Le chercheur Jean-Yves Camus décode cette évolution à 180° à l’égard du monde des médias classiques :« Marine Le Pen n’a pas besoin de la presse d’extrême-droite. Ce sont ses apparitions dans les grands médias qui lui ramènent des électeurs, pas l’éventuel soutien de journaux proches ». Un pari gagnant puisque Marine Le Pen a été invitée deux fois en 2010 dans l’émission politique d’Arlette Chabot sur France 2. C’est encore elle qui a eu les honneurs du tout premier numéro de la nouvelle émission politique de la chaîne publique, « Des paroles et des actes » animé par David Pujadas. L’heure est donc à la détente avec les médias.

Un constat dont se réjouit le directeur de la communication de Marine Le Pen, Alain Vizier : « On est beaucoup moins ostracisé qu’avec le père ». Et côté journalistes, le ressenti est similaire comme le dit l’éditorialiste de RMC Info, Jean-Jacques Bourdin : « Elle est plus accessible que les autres, elle n’a aucune exigence avant une interview, elle ne demande pas qu’on lui communique les sujets abordés. C’est très facile de travailler avec elle ».

Le FN se met au 2.0

Les gains d’image glanés par Marine Le Pen constituent en tout cas un sacré atout pour le Front National sur Internet. Premier parti politique hexagonal à avoir créé un site dès 1997, le FN mise énormément sur la viralité du Web et des réseaux sociaux pour assurer son prosélytisme électoral. Le site officiel du parti enregistre ainsi plus de 400 000 visiteurs uniques par mois. La page Facebook du FN revendique 27400 membres, loin devant le PS (14995) et Europe Ecologie (10320).
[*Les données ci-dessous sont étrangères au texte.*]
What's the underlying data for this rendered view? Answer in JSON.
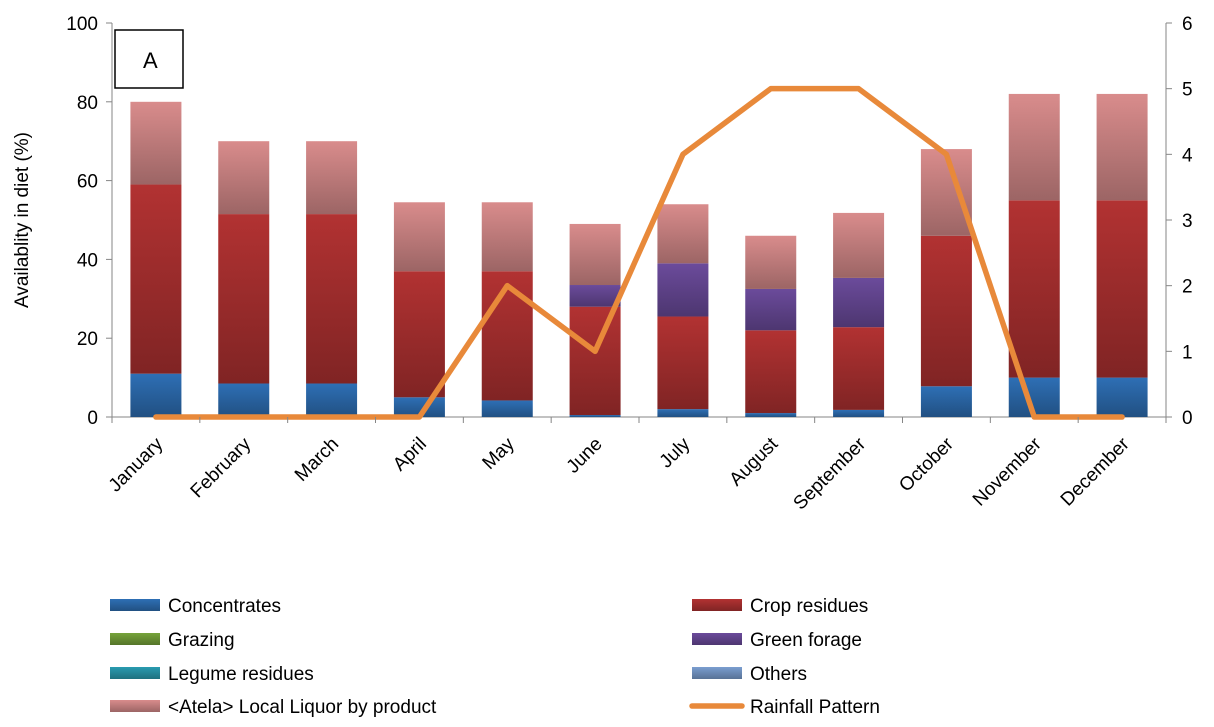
{
  "chart_data": {
    "type": "bar",
    "stacked": true,
    "panel_label": "A",
    "ylabel": "Availablity in diet (%)",
    "y2label": "",
    "ylim": [
      0,
      100
    ],
    "y2lim": [
      0,
      6
    ],
    "yticks": [
      "0",
      "20",
      "40",
      "60",
      "80",
      "100"
    ],
    "y2ticks": [
      "0",
      "1",
      "2",
      "3",
      "4",
      "5",
      "6"
    ],
    "categories": [
      "January",
      "February",
      "March",
      "April",
      "May",
      "June",
      "July",
      "August",
      "September",
      "October",
      "November",
      "December"
    ],
    "series": [
      {
        "name": "Concentrates",
        "color": "#2e6fb5",
        "values": [
          11,
          8.5,
          8.5,
          5,
          4.2,
          0.5,
          2,
          1,
          1.8,
          7.8,
          10,
          10
        ]
      },
      {
        "name": "Crop residues",
        "color": "#b23232",
        "values": [
          48,
          43,
          43,
          32,
          32.8,
          27.5,
          23.5,
          21,
          21,
          38.2,
          45,
          45
        ]
      },
      {
        "name": "Grazing",
        "color": "#76a33b",
        "values": [
          0,
          0,
          0,
          0,
          0,
          0,
          0,
          0,
          0,
          0,
          0,
          0
        ]
      },
      {
        "name": "Green forage",
        "color": "#6b4b9b",
        "values": [
          0,
          0,
          0,
          0,
          0,
          5.5,
          13.5,
          10.5,
          12.5,
          0,
          0,
          0
        ]
      },
      {
        "name": "Legume residues",
        "color": "#2a9bb0",
        "values": [
          0,
          0,
          0,
          0,
          0,
          0,
          0,
          0,
          0,
          0,
          0,
          0
        ]
      },
      {
        "name": "Others",
        "color": "#7a9ed0",
        "values": [
          0,
          0,
          0,
          0,
          0,
          0,
          0,
          0,
          0,
          0,
          0,
          0
        ]
      },
      {
        "name": "<Atela> Local Liquor by product",
        "color": "#d98c8c",
        "values": [
          21,
          18.5,
          18.5,
          17.5,
          17.5,
          15.5,
          15,
          13.5,
          16.5,
          22,
          27,
          27
        ]
      }
    ],
    "line_series": {
      "name": "Rainfall Pattern",
      "color": "#e8893a",
      "axis": "right",
      "values": [
        0,
        0,
        0,
        0,
        2,
        1,
        4,
        5,
        5,
        4,
        0,
        0
      ]
    },
    "legend_position": "bottom",
    "legend_order": [
      "Concentrates",
      "Crop residues",
      "Grazing",
      "Green forage",
      "Legume residues",
      "Others",
      "<Atela> Local Liquor by product",
      "Rainfall Pattern"
    ]
  }
}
Sur le front numérique, le parti de Marine Le Pen ne se contente pas d’engranger des « friends » mais évangélise à tour de bras en fournissant des contenus à répandre sur les forums généralistes, les sites grand public, les zones de commentaires, bref partout où le message est susceptible d’être lu.  Pour Louis Alliot, vice-président du FN, il est une évidence qui ne se conteste pas : « En 2012, la campagne sera numérique. Je pense que sur Internet, il y a moyen de toucher des publics très larges (…) Ce que j’aimerais, c’est réussir à convaincre des personnes qui ne le sont pas ».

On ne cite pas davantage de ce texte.